NICTA / scoobi

A Scala productivity framework for Hadoop.
http://nicta.github.com/scoobi/
482 stars 97 forks source link

Mismatch between in-memory mode and local mode #273

Closed blever closed 11 years ago

blever commented 11 years ago

Haven't been able to minimise much yet, but the following spec fails:

  "Failure" >> { implicit sc: SC =>

    val dlists = (0 to 3) map { i => DList(1 to 100).map(_ + (20 * i)).mapFlatten(x => Seq.fill(i + 1)(x)) }
    val (a, b, c, d) = (dlists(0), dlists(1), dlists(2), dlists(3))

    val au = a.distinct
    val bu = b.distinct
    val cu = c.distinct
    val du = d.distinct

    val as = au.size join DList("a")
    val bs = bu.size join DList("b")
    val cs = cu.size join DList("c")
    val ds = du.size join DList("d")

    val x = ((au.map((_, true))) join (bu.map((_, false)))).size join DList("x")
    val y = ((cu.map((_, true))) join (du.map((_, false)))).size join DList("y")

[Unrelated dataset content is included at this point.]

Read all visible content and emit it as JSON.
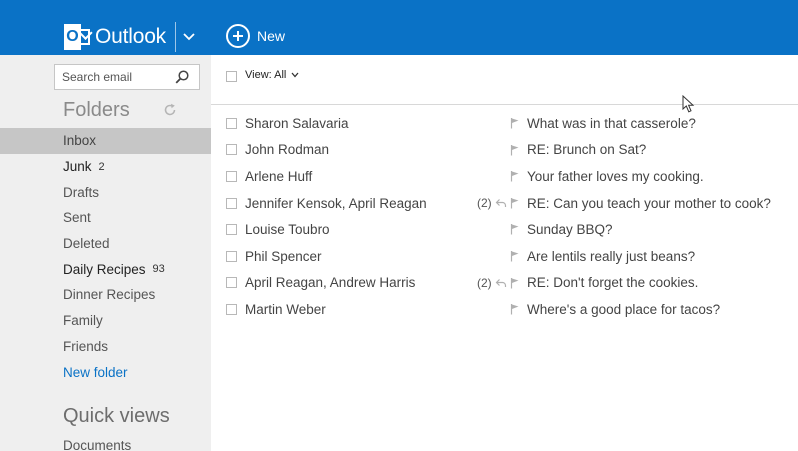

    val acd = au.diff(cu).size join DList("acd")
    val cad = cu.diff(au).size join DList("cad")
    val bdd = bu.diff(du).size join DList("bdd")
    val dbd = du.diff(bu).size join DList("dbd")

    val res = run((as ++ bs ++ cs ++ ds ++ x ++ y ++ acd ++ cad ++ bdd ++ dbd).materialise)

    val expected =
      Map(
        "a"   -> 100,
        "b"   -> 100,
        "c"   -> 100,
        "d"   -> 100,
        "x"   -> 80,
        "y"   -> 80,
        "acd" -> 40,
        "cad" -> 40,
        "bdd" -> 40,
        "dbd" -> 40)

    res.map(_.swap).toMap must_== expected
  }

The expected result is what in-memory mode returns. Running in local mode we get a failure as the result is different.

I am not blaming in-memory mode as removing lines from this example and running on a cluster gives different results.

Will see if the example can be minimised further to an example demonstrating a difference between in-memory and local mode.

Cheers!

blever commented 11 years ago

This is off master at 1025c9e2a16d12351bb56892853f61315a04d7ab.

etorreborre commented 11 years ago

I reduced your case to a similar bug with

def dlist = DList(("a", 1))
val (a, b, c, d) = (dlist, dlist, dlist, dlist)

val x  = (a join b).size
val y  = (c join d).size
val ac = a diff c

persist(x, y, ac)

Then there is an exception in the logs.